Working as a trial lawyer was Judge Duffy’s great love until, in 1984, he received a transfer to the Appeals Division of the office. Although, to most, this might appear to be a deviation from his "people-orientation," it wasn’t to David Duffy. He explained that he still had a lot of people contact, but he also had more of the intellectual challenge of the law. This position made Judge Duffy clearly aware that while one case in trial can help one person, one appeal can change things for more people.
David’s experience in the Office of the Public Defender was diverse, ranging from performing administrative duties to practicing trial and appellate law in both civil and criminal areas before all levels of courts in this State. A typical day found him arriving at the office early and working on an appeal, taking phone calls from the public, and responding to legal questions from office staff. He often left the office late. "Our law clerks hid from me after four-thirty. I don’t know why," Judge Duffy grins.

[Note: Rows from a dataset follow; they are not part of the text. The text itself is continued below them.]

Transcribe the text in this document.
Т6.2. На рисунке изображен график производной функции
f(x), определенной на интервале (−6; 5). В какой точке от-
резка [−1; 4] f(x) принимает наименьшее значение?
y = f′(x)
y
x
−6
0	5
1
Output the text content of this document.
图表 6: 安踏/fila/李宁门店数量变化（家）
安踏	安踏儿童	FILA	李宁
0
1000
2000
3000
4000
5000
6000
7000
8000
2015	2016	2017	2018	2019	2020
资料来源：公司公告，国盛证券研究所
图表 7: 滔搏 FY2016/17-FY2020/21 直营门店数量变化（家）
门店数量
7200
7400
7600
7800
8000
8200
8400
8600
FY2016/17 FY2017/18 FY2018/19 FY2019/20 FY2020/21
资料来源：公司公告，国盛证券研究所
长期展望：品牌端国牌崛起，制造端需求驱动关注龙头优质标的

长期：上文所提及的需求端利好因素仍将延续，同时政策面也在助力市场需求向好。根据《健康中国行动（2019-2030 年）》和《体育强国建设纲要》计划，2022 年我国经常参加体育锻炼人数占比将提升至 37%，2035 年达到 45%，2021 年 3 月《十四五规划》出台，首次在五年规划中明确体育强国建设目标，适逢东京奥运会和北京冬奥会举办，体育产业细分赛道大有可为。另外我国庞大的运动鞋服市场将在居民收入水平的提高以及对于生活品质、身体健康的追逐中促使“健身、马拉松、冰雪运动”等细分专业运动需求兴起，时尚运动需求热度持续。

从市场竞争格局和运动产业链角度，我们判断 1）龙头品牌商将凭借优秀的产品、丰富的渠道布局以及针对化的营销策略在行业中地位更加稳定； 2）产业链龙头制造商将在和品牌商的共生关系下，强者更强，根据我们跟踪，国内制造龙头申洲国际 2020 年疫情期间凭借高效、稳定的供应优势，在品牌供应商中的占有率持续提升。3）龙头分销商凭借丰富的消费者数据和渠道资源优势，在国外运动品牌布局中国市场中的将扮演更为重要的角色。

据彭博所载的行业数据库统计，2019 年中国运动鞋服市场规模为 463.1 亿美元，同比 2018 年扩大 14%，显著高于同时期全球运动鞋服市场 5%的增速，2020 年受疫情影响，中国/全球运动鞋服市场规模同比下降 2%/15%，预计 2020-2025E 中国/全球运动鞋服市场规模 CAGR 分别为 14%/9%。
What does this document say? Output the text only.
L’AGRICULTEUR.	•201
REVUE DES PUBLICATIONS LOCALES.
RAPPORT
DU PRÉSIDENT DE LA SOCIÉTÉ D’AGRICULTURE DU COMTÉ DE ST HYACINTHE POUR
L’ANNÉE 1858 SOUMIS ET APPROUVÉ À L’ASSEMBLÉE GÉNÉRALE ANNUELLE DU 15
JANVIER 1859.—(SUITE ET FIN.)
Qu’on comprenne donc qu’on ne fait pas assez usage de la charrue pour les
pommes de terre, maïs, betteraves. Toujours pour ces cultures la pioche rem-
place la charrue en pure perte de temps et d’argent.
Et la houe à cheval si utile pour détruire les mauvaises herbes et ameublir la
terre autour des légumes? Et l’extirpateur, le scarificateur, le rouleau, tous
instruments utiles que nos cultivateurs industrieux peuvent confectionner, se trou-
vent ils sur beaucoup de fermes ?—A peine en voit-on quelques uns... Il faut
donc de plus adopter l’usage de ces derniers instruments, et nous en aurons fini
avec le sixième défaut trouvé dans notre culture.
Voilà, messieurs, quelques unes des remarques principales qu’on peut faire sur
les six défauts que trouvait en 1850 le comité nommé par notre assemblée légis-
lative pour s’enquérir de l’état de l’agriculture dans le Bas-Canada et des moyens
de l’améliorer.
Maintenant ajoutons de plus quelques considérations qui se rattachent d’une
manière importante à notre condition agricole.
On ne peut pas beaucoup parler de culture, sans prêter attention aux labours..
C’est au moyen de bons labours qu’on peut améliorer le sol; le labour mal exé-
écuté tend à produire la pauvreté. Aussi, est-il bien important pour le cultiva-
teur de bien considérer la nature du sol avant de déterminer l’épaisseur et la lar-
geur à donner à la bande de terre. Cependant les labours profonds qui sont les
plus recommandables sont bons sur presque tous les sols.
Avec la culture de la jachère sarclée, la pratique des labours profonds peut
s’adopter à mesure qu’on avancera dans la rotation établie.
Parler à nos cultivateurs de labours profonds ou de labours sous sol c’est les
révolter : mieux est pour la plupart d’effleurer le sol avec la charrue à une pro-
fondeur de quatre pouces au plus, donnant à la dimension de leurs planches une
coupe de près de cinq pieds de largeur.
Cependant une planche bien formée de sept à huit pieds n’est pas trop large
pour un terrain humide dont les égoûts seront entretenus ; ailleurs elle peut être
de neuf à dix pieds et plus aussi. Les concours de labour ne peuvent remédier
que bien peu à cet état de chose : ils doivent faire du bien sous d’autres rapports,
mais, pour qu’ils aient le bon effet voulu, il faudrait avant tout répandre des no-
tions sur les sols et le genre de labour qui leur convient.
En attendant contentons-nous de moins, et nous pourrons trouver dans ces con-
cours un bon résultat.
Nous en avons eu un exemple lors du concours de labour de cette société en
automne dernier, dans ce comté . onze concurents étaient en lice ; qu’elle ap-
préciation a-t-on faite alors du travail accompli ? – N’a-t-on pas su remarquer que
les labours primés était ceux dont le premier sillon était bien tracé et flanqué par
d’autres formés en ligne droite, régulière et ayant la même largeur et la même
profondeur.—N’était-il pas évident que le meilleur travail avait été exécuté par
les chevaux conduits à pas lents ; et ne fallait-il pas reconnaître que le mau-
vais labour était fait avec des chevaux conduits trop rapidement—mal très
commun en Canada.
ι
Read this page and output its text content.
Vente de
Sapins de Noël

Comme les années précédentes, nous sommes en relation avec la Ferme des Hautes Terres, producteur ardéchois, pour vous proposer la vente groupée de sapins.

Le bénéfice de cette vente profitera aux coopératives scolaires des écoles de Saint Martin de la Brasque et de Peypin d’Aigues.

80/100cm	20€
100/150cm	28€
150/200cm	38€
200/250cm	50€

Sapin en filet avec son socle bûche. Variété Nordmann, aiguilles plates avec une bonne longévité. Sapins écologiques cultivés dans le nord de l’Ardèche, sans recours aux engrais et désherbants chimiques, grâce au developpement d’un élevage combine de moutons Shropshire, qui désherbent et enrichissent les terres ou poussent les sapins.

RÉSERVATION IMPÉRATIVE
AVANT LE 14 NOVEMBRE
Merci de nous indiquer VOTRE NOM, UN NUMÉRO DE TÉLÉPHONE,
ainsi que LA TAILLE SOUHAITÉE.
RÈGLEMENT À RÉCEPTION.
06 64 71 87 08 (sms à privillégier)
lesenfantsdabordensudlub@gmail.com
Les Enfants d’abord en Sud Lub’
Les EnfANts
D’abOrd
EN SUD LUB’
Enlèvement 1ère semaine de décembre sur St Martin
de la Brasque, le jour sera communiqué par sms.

Judge Duffy’s enthusiasm extends to his personal life. In addition to a daily workout in lieu of lunch, he plays tennis, sails, and is a sometime golfer. Friends fortunate enough to be invited to dinner also know him to be an excellent cook. Even while cooking, though, he maintains a conversation about his first love—the law.
With his background, experience, ability, hard work and, above all, enthusiasm, we can all expect that Judge David M. Duffy cannot help but excel. Best wishes, Duff, from all of us. We expect and know that you will give your very best!